Il était plus de onze heures. Nous mangeâmes un peu, puis nous commençâmes à rassembler les corps.

Vers midi, un bruit de moteur nous interrompit. Une jeep redescendait après sa patrouille dans les hauteurs.

Deux groupes se postèrent à l’entrée du village. Il y eut des rafales, quelques secondes de bagarre, et tout rentra dans l’ordre.

Dans l’après-midi, des maquisards partirent en patrouille. Ils croisèrent des militaires dispersés qui, suite à l’attaque et en l’absence d’ordres, n’avaient pas osé revenir dans la nasse.

Nous repartîmes à la montée vers Charvest. Ce fut le début d’une longue traque, à la recherche des soldats qui avaient échappé à l’attaque.

Nous tenions le village et, même en tout-terrain, il était impossible à ceux qui patrouillaient dans les hauteurs de ressortir de Bouquet sans y passer.

Nous vîmes certains tenter de forcer le passage.

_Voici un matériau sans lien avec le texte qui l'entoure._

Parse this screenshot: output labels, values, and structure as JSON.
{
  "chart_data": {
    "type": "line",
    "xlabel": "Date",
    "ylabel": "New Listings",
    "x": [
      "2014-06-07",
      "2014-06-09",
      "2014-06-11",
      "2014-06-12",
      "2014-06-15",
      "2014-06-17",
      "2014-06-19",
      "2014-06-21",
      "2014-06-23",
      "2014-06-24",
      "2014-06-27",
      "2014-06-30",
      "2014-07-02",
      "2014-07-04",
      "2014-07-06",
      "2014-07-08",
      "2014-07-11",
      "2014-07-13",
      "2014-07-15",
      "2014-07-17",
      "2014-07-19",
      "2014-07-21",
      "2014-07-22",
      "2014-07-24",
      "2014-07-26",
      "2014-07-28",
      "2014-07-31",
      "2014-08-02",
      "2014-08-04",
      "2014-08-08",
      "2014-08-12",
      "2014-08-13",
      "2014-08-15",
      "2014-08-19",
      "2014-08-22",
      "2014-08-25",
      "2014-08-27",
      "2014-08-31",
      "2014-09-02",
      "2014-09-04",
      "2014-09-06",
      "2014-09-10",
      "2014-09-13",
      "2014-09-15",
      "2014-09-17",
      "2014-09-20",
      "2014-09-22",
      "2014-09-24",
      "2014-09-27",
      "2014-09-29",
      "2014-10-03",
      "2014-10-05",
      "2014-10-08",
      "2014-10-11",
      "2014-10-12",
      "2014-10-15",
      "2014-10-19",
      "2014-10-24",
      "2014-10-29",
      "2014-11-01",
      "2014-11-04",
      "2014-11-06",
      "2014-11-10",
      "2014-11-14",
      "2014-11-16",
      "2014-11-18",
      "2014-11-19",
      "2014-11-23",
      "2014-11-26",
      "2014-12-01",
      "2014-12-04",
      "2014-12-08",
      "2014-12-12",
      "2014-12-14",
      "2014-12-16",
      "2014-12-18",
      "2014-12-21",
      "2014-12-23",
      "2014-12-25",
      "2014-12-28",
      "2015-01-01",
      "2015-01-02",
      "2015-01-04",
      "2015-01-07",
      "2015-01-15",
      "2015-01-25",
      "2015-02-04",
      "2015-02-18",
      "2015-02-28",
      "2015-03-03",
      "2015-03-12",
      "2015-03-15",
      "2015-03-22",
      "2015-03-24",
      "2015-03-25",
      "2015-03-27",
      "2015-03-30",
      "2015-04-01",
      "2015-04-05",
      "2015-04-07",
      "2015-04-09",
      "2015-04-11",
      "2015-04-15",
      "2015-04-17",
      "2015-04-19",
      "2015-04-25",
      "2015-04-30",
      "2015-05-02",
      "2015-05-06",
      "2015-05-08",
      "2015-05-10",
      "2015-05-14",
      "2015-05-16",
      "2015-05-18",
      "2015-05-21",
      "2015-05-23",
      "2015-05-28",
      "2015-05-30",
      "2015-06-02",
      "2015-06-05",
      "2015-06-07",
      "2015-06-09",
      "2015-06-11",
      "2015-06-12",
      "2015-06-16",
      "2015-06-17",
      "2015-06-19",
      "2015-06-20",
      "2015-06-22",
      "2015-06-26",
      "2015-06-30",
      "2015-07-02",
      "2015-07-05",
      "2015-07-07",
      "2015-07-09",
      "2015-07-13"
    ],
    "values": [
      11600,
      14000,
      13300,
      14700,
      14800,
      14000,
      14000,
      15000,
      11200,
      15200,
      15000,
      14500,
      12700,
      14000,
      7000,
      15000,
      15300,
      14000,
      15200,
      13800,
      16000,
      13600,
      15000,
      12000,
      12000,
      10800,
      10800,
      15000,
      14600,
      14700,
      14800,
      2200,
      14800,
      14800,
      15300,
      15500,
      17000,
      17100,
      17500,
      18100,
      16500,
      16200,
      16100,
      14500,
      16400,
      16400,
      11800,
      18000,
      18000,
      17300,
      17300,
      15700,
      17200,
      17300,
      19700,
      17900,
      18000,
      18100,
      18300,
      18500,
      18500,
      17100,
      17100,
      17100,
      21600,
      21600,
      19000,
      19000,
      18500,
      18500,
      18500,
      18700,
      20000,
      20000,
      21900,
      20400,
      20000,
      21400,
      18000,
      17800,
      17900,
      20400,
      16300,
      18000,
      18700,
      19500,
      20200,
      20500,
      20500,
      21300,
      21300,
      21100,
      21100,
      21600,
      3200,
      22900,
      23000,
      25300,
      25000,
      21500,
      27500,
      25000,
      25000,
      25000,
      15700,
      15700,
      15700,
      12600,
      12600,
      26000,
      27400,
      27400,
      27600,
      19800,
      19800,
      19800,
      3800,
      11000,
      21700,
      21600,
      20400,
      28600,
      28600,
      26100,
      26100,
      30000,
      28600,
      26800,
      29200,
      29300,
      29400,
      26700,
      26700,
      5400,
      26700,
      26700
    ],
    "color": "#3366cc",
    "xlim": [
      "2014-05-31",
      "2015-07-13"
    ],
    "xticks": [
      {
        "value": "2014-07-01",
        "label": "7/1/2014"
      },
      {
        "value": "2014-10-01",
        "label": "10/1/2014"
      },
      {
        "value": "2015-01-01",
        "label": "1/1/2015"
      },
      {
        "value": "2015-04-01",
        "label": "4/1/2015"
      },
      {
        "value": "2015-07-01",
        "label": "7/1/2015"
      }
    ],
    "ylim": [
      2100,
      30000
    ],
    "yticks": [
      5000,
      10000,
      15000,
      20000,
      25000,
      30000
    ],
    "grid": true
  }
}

D’autres furent capturés ou abattus dans la montagne en tentant de rejoindre à pied le Rudeval, Léhault ou Les Mards.

 

On ne rentra finalement sur Charvest que le lendemain, en fin de matinée. Nous avions passé la nuit à marcher dans la montagne en cherchant les soldats fuyards.

 

Trois jours plus tard, quelques nouveaux maquisards arrivèrent. Les prisonniers emportés par les officiers avaient été jugés ; le maire avait été condamné à mort pour avoir aidé des terroristes. Les habitants de Bouquet et des Mards qui n’avaient pas déjà fui prenaient à leur tour la montagne.